Applaus und Protest: AfD-Politikerin von Storch in Augsburg

AfD Parteitag, Alternative für Deutschland, Beatrix von Storch, Markus Bayerbach, Zeughaus,
4 Bilder
Im Augsburger Zeughaus verfolgten an die 100 Personen den Auftritt von Beatrix von Storch.
Bild: Peter Fastl

Die AfD-Politikerin Beatrix von Storch ist für einen Wahlkampftermin in Augsburg im Zeughaus aufgetreten. Gleichzeitig gab es eine Gegendemonstration in der Innenstadt.

Am Ende geht es ganz schnell: Die AfD-Politikerin Beatrix von Storch verlässt gegen 22 Uhr durch einen Seitenausgang das Gelände des Zeughauses in der Innenstadt. Sie steigt, abgeschirmt von Leibwächtern der Polizei, schnell in eine gesicherte Limousine. Der Wagen fährt, flankiert von einem dunklen Geländewagen, zügig weg. Die gut 80 Demonstranten, die stundenlang vor dem Zeughaus ausgeharrt und lautstark gegen den Auftritt der AfD-Vizechefin protestiert haben, bekommen die Politikerin an diesem Abend nicht zu sehen. Sie rollen kurz darauf ihre Transparente ein. Bevor sie gehen, stellen sie die Flaschen, die sie dabei hatten, noch ordentlich zu einem Mülleimer.

Die Gegendemonstranten halten sich an die Regeln

Während beim G20-Gipfel in Hamburg am späten Samstagabend die Proteste durch offenbar aus ganz Europa angereiste Linksautonome erneut in Gewalt und Randale umschlagen, bleibt vor dem Zeughaus alles friedlich. Ein gutes Dutzend Polizeifahrzeuge steht auf dem Platz vor dem städtischen Gebäude. Überall verteilen sich Polizeibeamte in dunklen Einsatzanzügen. Doch ihre Helme brauchen sie nicht. Die Gegendemonstranten halten sich an die Regeln. Sie bleiben auf der ihnen zugewiesenen Fläche und skandieren Parolen wie „AfD, Scheißverein“ und „Eure Kinder rauchen unser Gras“. Auch nicht jeder Anhänger der Alternative für Deutschland ist zimperlich. Eine ältere, elegant gekleidete Dame brüllt den Gegendemonstranten ein lautes „Ihr Arschlöcher“ entgegen. Kurz vor Ende der Demo muss die Polizei einmal eingreifen, weil ein offensichtlich gereizter AfD-Anhänger auf die Protestierenden zugeht. Er entschuldigt sich hinterher bei den Beamten. Mehr passiert aber nicht.

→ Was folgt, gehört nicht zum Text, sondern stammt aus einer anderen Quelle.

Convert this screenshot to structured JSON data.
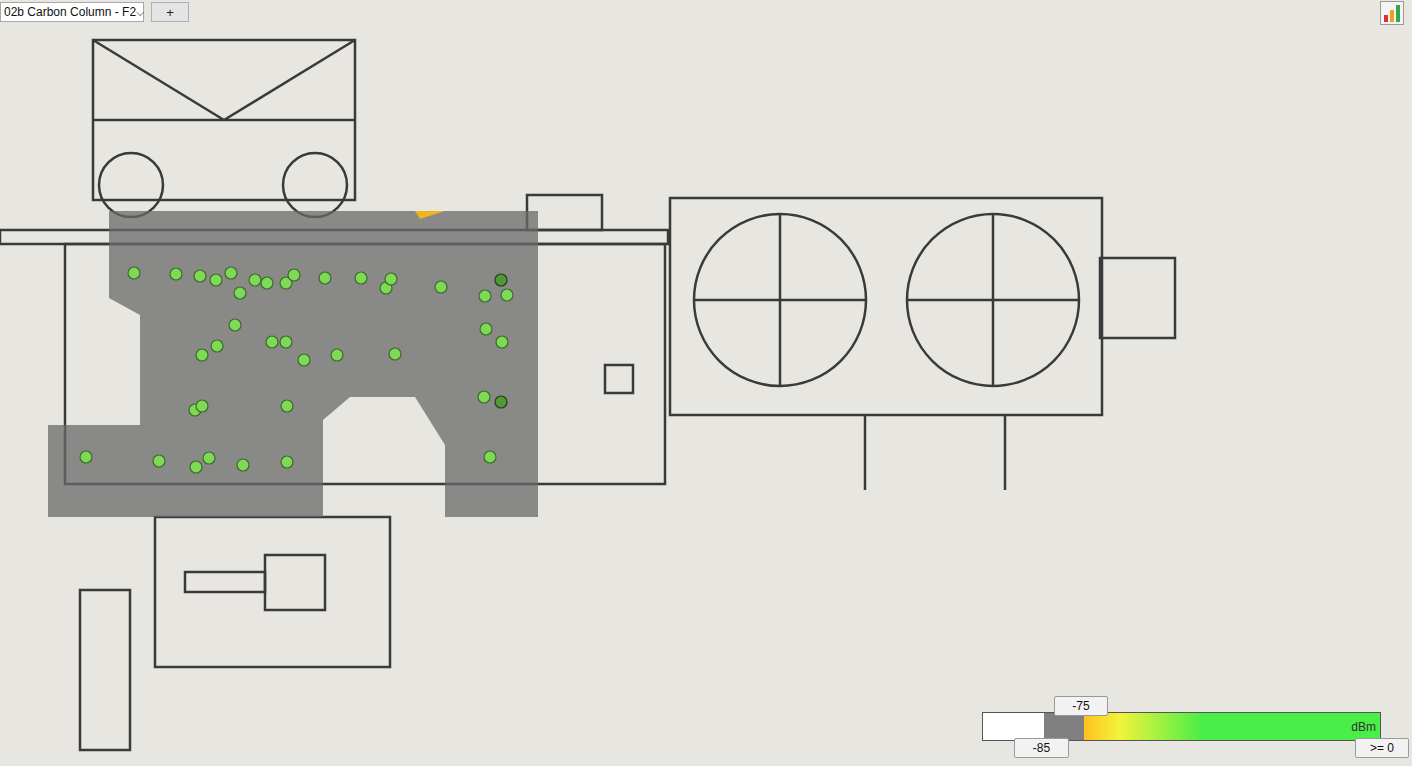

Im Zeughaus verfolgen an die 100 Personen den Auftritt von Beatrix von Storch. Nur angemeldete Gäste haben Zutritt. Ein Sicherheitsdienst passt auf. Überzeugen von der AfD muss die Politikerin die meisten Anwesenden nicht. Ihre Rede wird begleitet von wohlwollendem Applaus und zustimmenden Zwischenrufen. Die Politikerin, die durch ein umstrittenes Zitat zum möglichen Waffeneinsatz gegen Flüchtlinge an der Grenze bekannt geworden ist, gibt sich in Augsburg fast schon zahm. Im überhitzten Saal spricht sie bekannte Themen der AfD an. Sie kritisiert öffentlich-rechtliche Medien für deren aus ihrer Sicht zu wenig objektive Berichterstattung und prangert an, dass die Gehälter von Intendanten und bekannten Moderatoren viel zu hoch seien. Man sei nicht bereit, dafür zu zahlen.

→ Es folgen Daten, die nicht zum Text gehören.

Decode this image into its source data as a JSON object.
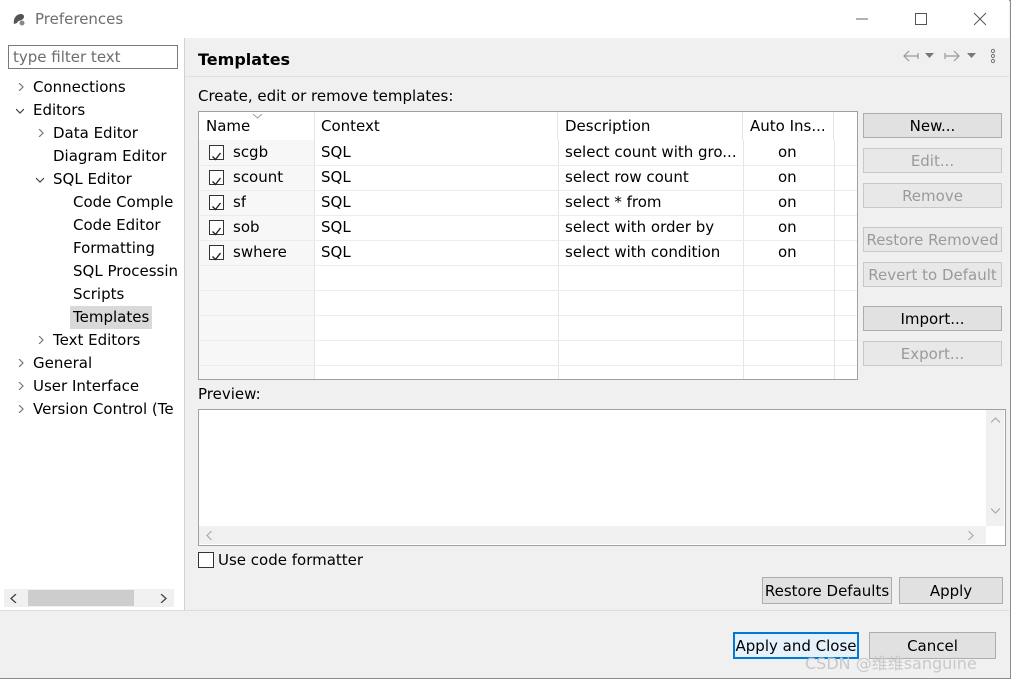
{
  "window": {
    "title": "Preferences"
  },
  "filter": {
    "placeholder": "type filter text"
  },
  "tree": {
    "items": [
      {
        "label": "Connections"
      },
      {
        "label": "Editors"
      },
      {
        "label": "Data Editor"
      },
      {
        "label": "Diagram Editor"
      },
      {
        "label": "SQL Editor"
      },
      {
        "label": "Code Comple"
      },
      {
        "label": "Code Editor"
      },
      {
        "label": "Formatting"
      },
      {
        "label": "SQL Processin"
      },
      {
        "label": "Scripts"
      },
      {
        "label": "Templates"
      },
      {
        "label": "Text Editors"
      },
      {
        "label": "General"
      },
      {
        "label": "User Interface"
      },
      {
        "label": "Version Control (Te"
      }
    ]
  },
  "page": {
    "title": "Templates",
    "description": "Create, edit or remove templates:",
    "preview_label": "Preview:",
    "use_formatter_label": "Use code formatter"
  },
  "table": {
    "columns": [
      "Name",
      "Context",
      "Description",
      "Auto Ins..."
    ],
    "rows": [
      {
        "name": "scgb",
        "context": "SQL",
        "description": "select count with gro...",
        "auto": "on"
      },
      {
        "name": "scount",
        "context": "SQL",
        "description": "select row count",
        "auto": "on"
      },
      {
        "name": "sf",
        "context": "SQL",
        "description": "select * from",
        "auto": "on"
      },
      {
        "name": "sob",
        "context": "SQL",
        "description": "select with order by",
        "auto": "on"
      },
      {
        "name": "swhere",
        "context": "SQL",
        "description": "select with condition",
        "auto": "on"
      }
    ]
  },
  "buttons": {
    "new": "New...",
    "edit": "Edit...",
    "remove": "Remove",
    "restore_removed": "Restore Removed",
    "revert_default": "Revert to Default",
    "import": "Import...",
    "export": "Export...",
    "restore_defaults": "Restore Defaults",
    "apply": "Apply",
    "apply_close": "Apply and Close",
    "cancel": "Cancel"
  },
  "watermark": "CSDN @维维sanguine"
}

Widerstand gegen Beatrix von Storch: Die AfD-Politikerin trat im Zeughaus in Augsburg auf.
Bild: Peter Fastl

Beatrix von Storch warnt vor fortschreitender Islamisierung

Sie kritisiert auch, dass es keine größeren Demonstrationen von Muslimen gegen den Terror gegeben habe. Beatrix von Storch sagt: „Sollte im Namen von Jesus Christus gemordet werden, werde ich auf die Straße gehen.“ Am Umgang mit dem Islam werde sich, so sieht sie es, die Zukunft des Landes entscheiden. Sie warnt vor einer fortschreitenden Islamisierung. Gleichzeitig äußert sie aber auch Verständnis für die Flüchtlinge, die aus Afrika in der Hoffnung auf ein besseres Leben nach Deutschland kommen. Als sie sagt, sie würde es in deren Situation wohl genauso machen, erntet die AfD-Frau dafür allerdings eher verhaltenen Applaus.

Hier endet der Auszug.